On observe aujourd’hui un débat riche et dynamique sur le rôle que doit jouer l’enseignement pour encourager le développement durable et combattre le changement climatique. La question est de déterminer si l’objectif des programmes éducatifs doit être d’enseigner aux individus comment adopter des comportements adaptés (recycler, économiser l’énergie ou réduire son empreinte carbone), de les encourager à développer les compétences qui leur permettront d’affronter et de surmonter des changements rapides et des incertitudes (pensée critique ou résolution de problèmes) ou de promouvoir certaines valeurs (respect de soi, des autres et de l’environnement).
Selon toute vraisemblance, si l’on veut relever les multiples défis associés au changement climatique, il faudra combiner tous ces éléments : « la tâche la plus longue et la plus ardue consiste à développer des systèmes éducatifs qui donnent aux apprenants les compétences, les connaissances et les capacités pour relever les défis à venir. Ce n’est pour l’essentiel pas nouveau, mais c’est au cœur de l’objectif même des programmes publics d’enseignement et de développement. Toutefois, la nature et l’urgence des défis ont changé, que ce soit au niveau local, national ou mondial » (Bangay et Blum, 2009).

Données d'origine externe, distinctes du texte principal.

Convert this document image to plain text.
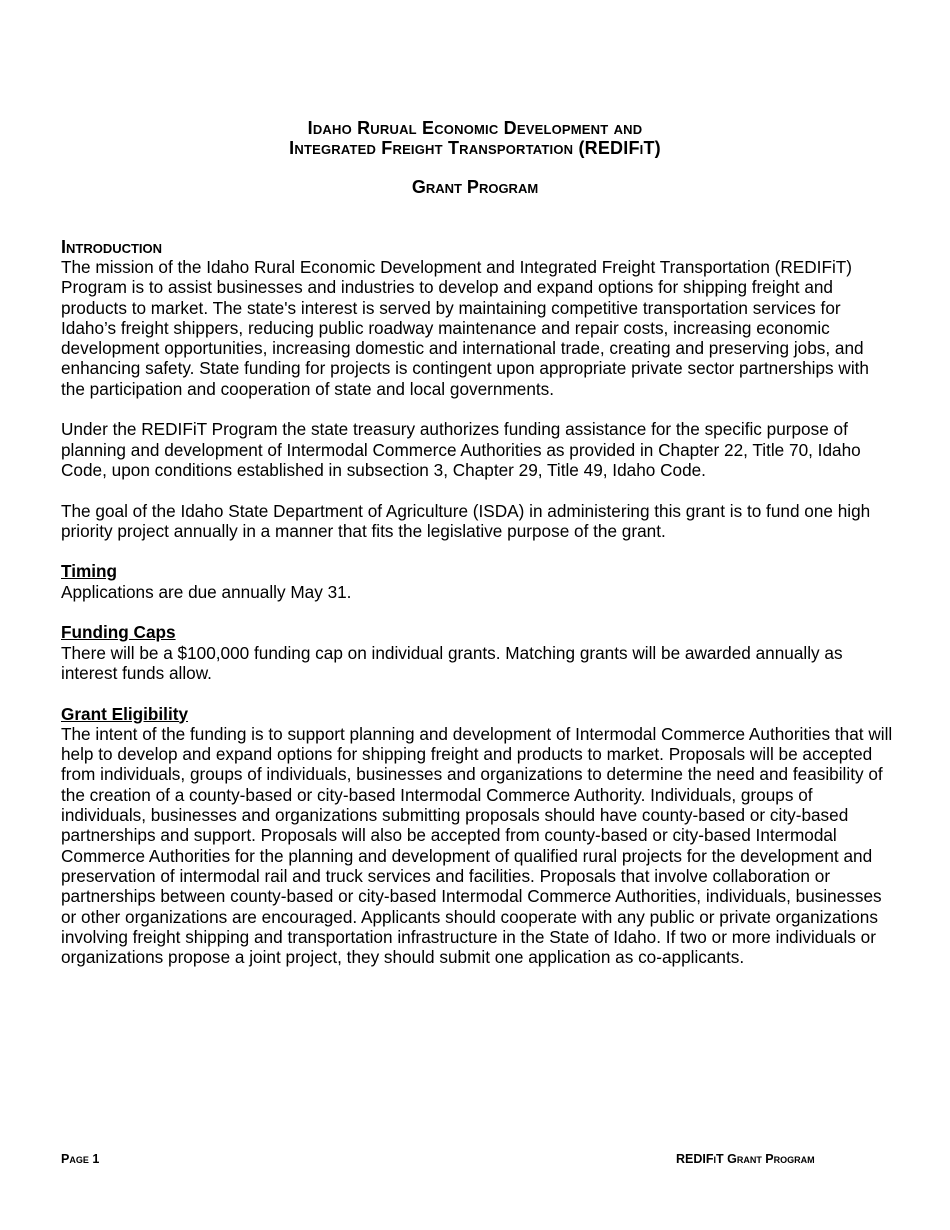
Idaho Rurual Economic Development and
Integrated Freight Transportation (REDIFiT)
Grant Program
Introduction

The mission of the Idaho Rural Economic Development and Integrated Freight Transportation (REDIFiT) Program is to assist businesses and industries to develop and expand options for shipping freight and products to market. The state's interest is served by maintaining competitive transportation services for Idaho’s freight shippers, reducing public roadway maintenance and repair costs, increasing economic development opportunities, increasing domestic and international trade, creating and preserving jobs, and enhancing safety. State funding for projects is contingent upon appropriate private sector partnerships with the participation and cooperation of state and local governments.

Under the REDIFiT Program the state treasury authorizes funding assistance for the specific purpose of planning and development of Intermodal Commerce Authorities as provided in Chapter 22, Title 70, Idaho Code, upon conditions established in subsection 3, Chapter 29, Title 49, Idaho Code.

The goal of the Idaho State Department of Agriculture (ISDA) in administering this grant is to fund one high priority project annually in a manner that fits the legislative purpose of the grant.

Timing

Applications are due annually May 31.

Funding Caps

There will be a $100,000 funding cap on individual grants. Matching grants will be awarded annually as interest funds allow.

Grant Eligibility

The intent of the funding is to support planning and development of Intermodal Commerce Authorities that will help to develop and expand options for shipping freight and products to market. Proposals will be accepted from individuals, groups of individuals, businesses and organizations to determine the need and feasibility of the creation of a county-based or city-based Intermodal Commerce Authority. Individuals, groups of individuals, businesses and organizations submitting proposals should have county-based or city-based partnerships and support. Proposals will also be accepted from county-based or city-based Intermodal Commerce Authorities for the planning and development of qualified rural projects for the development and preservation of intermodal rail and truck services and facilities. Proposals that involve collaboration or partnerships between county-based or city-based Intermodal Commerce Authorities, individuals, businesses or other organizations are encouraged. Applicants should cooperate with any public or private organizations involving freight shipping and transportation infrastructure in the State of Idaho. If two or more individuals or organizations propose a joint project, they should submit one application as co-applicants.

Page 1	REDIFiT Grant Program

Il est intéressant de noter que ces compétences nécessaires recoupent à de nombreux égards les « compétences du XXIe siècle » qui, selon de nombreux spécialistes, sont essentielles pour que les jeunes des pays arabes soient prêts à affronter le marché du travail et la vie en général. Grâce à ses initiatives par pays et régionales, cela fait au moins vingt ans que la Banque mondiale promeut ces compétences dans le contexte plus vaste de l’amélioration de la qualité de l’enseignement.
Au Moyen-Orient et en Afrique du Nord, les sociétés ont réussi à s’adapter au changement climatique depuis des milliers d’années et, avec les bonnes compétences et stratégies, elles y parviendront à nouveau.